Três deputados federais apresentaram um recurso à Comissão de Constituição e Justiça (CCJ) da Câmara dos Deputados, contestando a decisão do Conselho de Ética que suspendeu seus mandatos por dois meses. A medida foi tomada em decorrência de um protesto que bloqueou a sessão da Câmara em 2025.
Os parlamentares envolvidos, que pertencem a diferentes partidos, argumentam que a união das representações em um único parecer prejudicou seu direito de defesa. O regimento da Casa permite esse tipo de recurso em casos de supostas falhas ou abusos procedimentais.
Em um vídeo divulgado nas redes sociais, um dos deputados afirmou que a suspensão representa uma perseguição política, destacando que seu único crime foi defender a anistia. O parecer que recomenda a suspensão foi elaborado na primeira semana de maio e se baseou em imagens de câmeras de segurança do plenário.
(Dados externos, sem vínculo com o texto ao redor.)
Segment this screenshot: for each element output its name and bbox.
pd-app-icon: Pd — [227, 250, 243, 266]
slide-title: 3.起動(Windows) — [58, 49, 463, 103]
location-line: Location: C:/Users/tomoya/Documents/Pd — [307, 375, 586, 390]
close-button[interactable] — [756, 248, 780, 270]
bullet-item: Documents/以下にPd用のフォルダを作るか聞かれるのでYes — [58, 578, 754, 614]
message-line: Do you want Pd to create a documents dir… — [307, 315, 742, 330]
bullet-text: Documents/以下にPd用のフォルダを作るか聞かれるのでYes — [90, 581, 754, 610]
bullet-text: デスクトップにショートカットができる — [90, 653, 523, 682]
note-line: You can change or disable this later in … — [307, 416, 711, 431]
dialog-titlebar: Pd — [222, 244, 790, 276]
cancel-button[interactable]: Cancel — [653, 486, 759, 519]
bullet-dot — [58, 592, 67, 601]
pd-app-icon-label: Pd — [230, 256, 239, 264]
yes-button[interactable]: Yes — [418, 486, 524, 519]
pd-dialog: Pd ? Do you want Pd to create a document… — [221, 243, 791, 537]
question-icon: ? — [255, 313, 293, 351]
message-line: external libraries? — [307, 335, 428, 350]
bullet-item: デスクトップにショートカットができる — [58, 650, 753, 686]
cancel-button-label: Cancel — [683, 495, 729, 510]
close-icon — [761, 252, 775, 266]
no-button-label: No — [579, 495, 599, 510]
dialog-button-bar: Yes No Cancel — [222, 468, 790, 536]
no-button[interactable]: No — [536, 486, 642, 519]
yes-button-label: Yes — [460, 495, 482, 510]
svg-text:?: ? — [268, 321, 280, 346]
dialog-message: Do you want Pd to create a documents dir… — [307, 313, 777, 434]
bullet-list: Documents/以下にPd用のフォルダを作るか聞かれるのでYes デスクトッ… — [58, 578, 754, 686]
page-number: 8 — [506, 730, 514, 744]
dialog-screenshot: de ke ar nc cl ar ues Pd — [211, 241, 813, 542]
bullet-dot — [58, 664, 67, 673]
A CCJ analisará o recurso antes que a votação ocorra no plenário. Se a comissão rejeitar a contestação, o processo seguirá para análise dos deputados, e a confirmação da punição dependerá de uma maioria simples na Câmara.
Os deputados afirmaram que continuarão a recorrer até as últimas consequências para manter seus mandatos, demonstrando determinação em reverter a decisão do Conselho de Ética.
RELEMBRE O CASO
O protesto que resultou na suspensão ocorreu em agosto de 2025, quando um grupo de congressistas da oposição ocupou o plenário da Câmara por mais de 30 horas. A ação foi motivada pela prisão domiciliar de um ex-presidente, o que gerou uma crise política significativa.
A ocupação do plenário impediu o funcionamento normal da Câmara e dificultou o trabalho do presidente da Casa. Após reuniões com a base governista, o presidente conseguiu retomar as atividades, mas alertou que tais ações poderiam levar à suspensão de mandatos.
A Corregedoria da Câmara considerou as condutas dos deputados como graves, configurando desrespeito à autoridade da Mesa e comprometendo a institucionalidade do Legislativo. Além dos processos em votação, a direção da Câmara já havia aplicado censura escrita a todos os envolvidos no protesto.